In a New Zealand first, remote-controlled diggers operate on the most risky sites around Slip 6 and Slip 7, taking out the risk of injury or death.
Cameras have been installed on the "active slips" so officials can remotely keep an eye out in bad weather, without the need to scramble the fuel-thirsty choppers.
Makeshift worksites are dotted along the closed highway, with shipping containers and portacabins making for site offices and smoko rooms.
It's a "top down" approach for the unprecedented $2 billion repair job, New Zealand Transport Agency (NZTA) earthquake recovery manager Steve Mutton said.
Once the helicopters have sluiced loose debris, the abseilers drop in and pick off the rest.
Then diggers create platforms to start peeling off the rocks, dirt, and trees down to near sea level.
"The challenges are huge," Mutton said.
"We're working on massive slips... some 300m high. There's loose rocks, there's rubble coming down all the time so safety is really important for us.
Locals better soon start looking for trains again.
If more than 15mm of rain falls, the sites shut down.
State Highway 1 south of Kaikoura succumbed to downfalls earlier in the week and was out of action for a few days. A 50-tonne monster boulder came crashing down.
But the crews otherwise work around the clock. Only Waitangi Day has resulted in the picturesque strip of highway fall silent this year.
Up until this week, Campbell and the other residents of tiny Rakautara have been trapped between two landslides.
They had to walk through railway tunnels and over seaside boulders to arrive at a makeshift car park before driving into Kaikoura for supplies. Often they used wheelbarrows to ferry their food through the darkened tunnels.

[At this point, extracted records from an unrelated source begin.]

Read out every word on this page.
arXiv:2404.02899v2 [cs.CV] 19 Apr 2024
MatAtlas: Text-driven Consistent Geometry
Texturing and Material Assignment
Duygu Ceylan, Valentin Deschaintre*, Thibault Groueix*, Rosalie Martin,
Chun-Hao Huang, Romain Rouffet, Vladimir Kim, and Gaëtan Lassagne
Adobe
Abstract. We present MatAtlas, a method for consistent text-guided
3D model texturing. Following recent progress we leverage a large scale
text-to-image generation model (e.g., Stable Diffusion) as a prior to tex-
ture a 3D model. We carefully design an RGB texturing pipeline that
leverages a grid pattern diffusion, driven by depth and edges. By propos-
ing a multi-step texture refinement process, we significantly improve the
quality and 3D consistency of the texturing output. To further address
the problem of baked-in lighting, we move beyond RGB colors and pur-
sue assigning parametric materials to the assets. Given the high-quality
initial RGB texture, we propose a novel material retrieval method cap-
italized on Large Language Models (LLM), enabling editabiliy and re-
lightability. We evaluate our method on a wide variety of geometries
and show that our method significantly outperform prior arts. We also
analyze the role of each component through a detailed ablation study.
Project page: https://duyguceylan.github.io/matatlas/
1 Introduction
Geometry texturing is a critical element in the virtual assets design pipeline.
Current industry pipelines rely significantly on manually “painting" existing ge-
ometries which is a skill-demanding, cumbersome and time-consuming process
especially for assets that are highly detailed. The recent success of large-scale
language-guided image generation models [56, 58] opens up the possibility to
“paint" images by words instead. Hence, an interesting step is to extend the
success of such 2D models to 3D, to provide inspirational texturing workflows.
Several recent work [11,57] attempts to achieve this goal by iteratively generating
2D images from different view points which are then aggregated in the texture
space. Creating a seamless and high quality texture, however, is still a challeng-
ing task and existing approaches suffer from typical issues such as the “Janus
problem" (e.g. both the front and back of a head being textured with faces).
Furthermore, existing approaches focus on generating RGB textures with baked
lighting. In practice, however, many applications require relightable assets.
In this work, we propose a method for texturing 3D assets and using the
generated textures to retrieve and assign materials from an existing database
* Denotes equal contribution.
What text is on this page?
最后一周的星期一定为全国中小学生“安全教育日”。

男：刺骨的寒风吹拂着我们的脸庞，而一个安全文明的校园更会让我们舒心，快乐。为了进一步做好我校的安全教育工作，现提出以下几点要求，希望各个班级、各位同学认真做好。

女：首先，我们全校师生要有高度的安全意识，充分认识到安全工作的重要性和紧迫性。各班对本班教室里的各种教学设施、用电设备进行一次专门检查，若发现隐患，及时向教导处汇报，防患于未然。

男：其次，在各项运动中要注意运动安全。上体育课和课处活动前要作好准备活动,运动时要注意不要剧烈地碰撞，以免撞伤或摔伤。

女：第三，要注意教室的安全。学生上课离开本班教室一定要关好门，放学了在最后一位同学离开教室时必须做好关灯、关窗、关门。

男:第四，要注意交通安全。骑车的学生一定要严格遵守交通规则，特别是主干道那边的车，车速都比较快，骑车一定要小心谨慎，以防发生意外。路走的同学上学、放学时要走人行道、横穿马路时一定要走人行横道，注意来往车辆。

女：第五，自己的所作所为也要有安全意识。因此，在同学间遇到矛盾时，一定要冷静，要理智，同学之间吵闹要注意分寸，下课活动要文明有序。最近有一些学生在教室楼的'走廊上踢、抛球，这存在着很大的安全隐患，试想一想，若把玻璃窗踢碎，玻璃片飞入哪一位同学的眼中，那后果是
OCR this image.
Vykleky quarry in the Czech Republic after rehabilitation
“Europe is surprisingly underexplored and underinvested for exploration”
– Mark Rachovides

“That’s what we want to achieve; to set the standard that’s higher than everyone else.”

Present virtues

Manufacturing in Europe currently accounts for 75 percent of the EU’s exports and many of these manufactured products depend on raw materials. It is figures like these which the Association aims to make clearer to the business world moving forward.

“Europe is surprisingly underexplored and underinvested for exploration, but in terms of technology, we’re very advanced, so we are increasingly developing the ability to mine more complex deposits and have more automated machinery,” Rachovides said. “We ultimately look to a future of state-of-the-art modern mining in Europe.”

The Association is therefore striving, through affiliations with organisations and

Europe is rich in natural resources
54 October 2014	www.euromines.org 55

"It was a wee bit of a pain on a bad day, but at least you could do it," Campbell said.
He had been enjoying the peace and quiet, until now. Operations are ramping up.
Mutton is adamant road and rail will be restored by the end of the year.
Campbell, who has filmed hours of helicopter work, marvelling at the skill of the pilots operating in busy airspace and tight areas, reckons they are on track.
"It won't take long," he says.
"Four months have gone already and if they say it's going to take a year, it's not that long to go. We're happy with it."